Speaking of alleged redheaded divas, we headed over to Antone's to see Neko's big 1am show. Sold out. Line up around the block. We used the instruments as props once more. The bouncer said, "Well I better see you on stage at some point tonight or I'm gonna come and find you!" as he let us in. The place was crammed and I waited by the stage door to catch a glimpse of Neko or Kelly or Rigby or Rauhouse, remembering I had played here with Neko three years ago on Valentine's Day. I found them all and we had a nice little hang before they took the stage. Met the new back up singer Rachel who seems awesome. Black Hair, red lipstick, funny. What's not to like? The band played great and the vocals were drenched in reverb the way The Lady likes 'em.

I did a shadow puppet show for Grant Lawrence in the back while Mandrew secretly smoked in the closet and check out this round of banter:

Grant: "What is that? A vagina?"
Me: "Have you ever seen one?"
Grant: "Once in New Orleans"
Me: "That wasn't a vagina darling!"

Guess we'd both been taking our Noel Coward pills as Luther likes to say.

Grant looked up at the stage and sighed. "I just wish she'd do one rocker" I looked around at the giant crowd, all digging her like zombie slaves, and said, "I think she does all right".

At the end of the night I said goodnight to the band.
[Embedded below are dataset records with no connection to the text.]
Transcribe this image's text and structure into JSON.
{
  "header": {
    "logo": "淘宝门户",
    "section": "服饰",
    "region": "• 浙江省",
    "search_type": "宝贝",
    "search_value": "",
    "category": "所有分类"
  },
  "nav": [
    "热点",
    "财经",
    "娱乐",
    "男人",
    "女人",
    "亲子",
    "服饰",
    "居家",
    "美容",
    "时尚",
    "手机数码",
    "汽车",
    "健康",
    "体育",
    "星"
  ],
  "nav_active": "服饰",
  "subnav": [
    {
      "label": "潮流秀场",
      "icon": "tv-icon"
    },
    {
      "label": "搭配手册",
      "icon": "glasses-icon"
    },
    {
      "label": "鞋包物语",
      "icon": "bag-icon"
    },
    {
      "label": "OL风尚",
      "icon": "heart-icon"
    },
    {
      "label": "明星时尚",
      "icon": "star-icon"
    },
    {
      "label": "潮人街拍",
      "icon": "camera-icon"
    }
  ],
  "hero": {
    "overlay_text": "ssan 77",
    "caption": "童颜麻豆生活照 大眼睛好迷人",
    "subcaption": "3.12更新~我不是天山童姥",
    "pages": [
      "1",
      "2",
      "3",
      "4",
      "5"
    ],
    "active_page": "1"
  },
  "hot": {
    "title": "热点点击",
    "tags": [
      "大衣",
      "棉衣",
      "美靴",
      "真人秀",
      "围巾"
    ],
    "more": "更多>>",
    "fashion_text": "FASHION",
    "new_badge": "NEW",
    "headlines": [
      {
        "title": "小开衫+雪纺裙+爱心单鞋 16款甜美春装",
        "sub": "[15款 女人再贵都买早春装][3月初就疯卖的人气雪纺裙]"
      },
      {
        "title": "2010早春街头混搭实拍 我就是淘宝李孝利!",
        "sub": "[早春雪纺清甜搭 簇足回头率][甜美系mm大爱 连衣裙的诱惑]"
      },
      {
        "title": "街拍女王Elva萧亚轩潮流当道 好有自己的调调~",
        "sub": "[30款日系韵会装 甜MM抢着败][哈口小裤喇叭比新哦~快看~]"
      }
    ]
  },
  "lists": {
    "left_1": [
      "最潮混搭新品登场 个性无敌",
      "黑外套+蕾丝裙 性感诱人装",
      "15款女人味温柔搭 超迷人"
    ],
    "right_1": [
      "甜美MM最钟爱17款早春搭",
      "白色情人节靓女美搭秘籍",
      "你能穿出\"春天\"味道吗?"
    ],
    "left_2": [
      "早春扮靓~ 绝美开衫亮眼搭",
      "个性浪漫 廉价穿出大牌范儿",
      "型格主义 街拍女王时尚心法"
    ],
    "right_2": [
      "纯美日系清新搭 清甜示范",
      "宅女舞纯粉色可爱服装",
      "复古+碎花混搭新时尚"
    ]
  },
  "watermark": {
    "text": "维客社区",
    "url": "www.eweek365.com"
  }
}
Neko told me to call her but I said I wouldn't unless she changes her message, which is like an hour long monologue about how she's not taking any calls which can really hit you sideways if you're in a less than super confident mood.

I'll probably call her.

When we got out to the street the exhaustion hit. We were so tired. It was like we had three lifetimes in one day. We had arranged a meeting place with the other girls and Shaggy but we couldn't find them. We walked up and down the streets thinking the worst but then finally we found them just when they were about to pull away. Thank god. Home to Peggie's to sleep the sleep of the dead.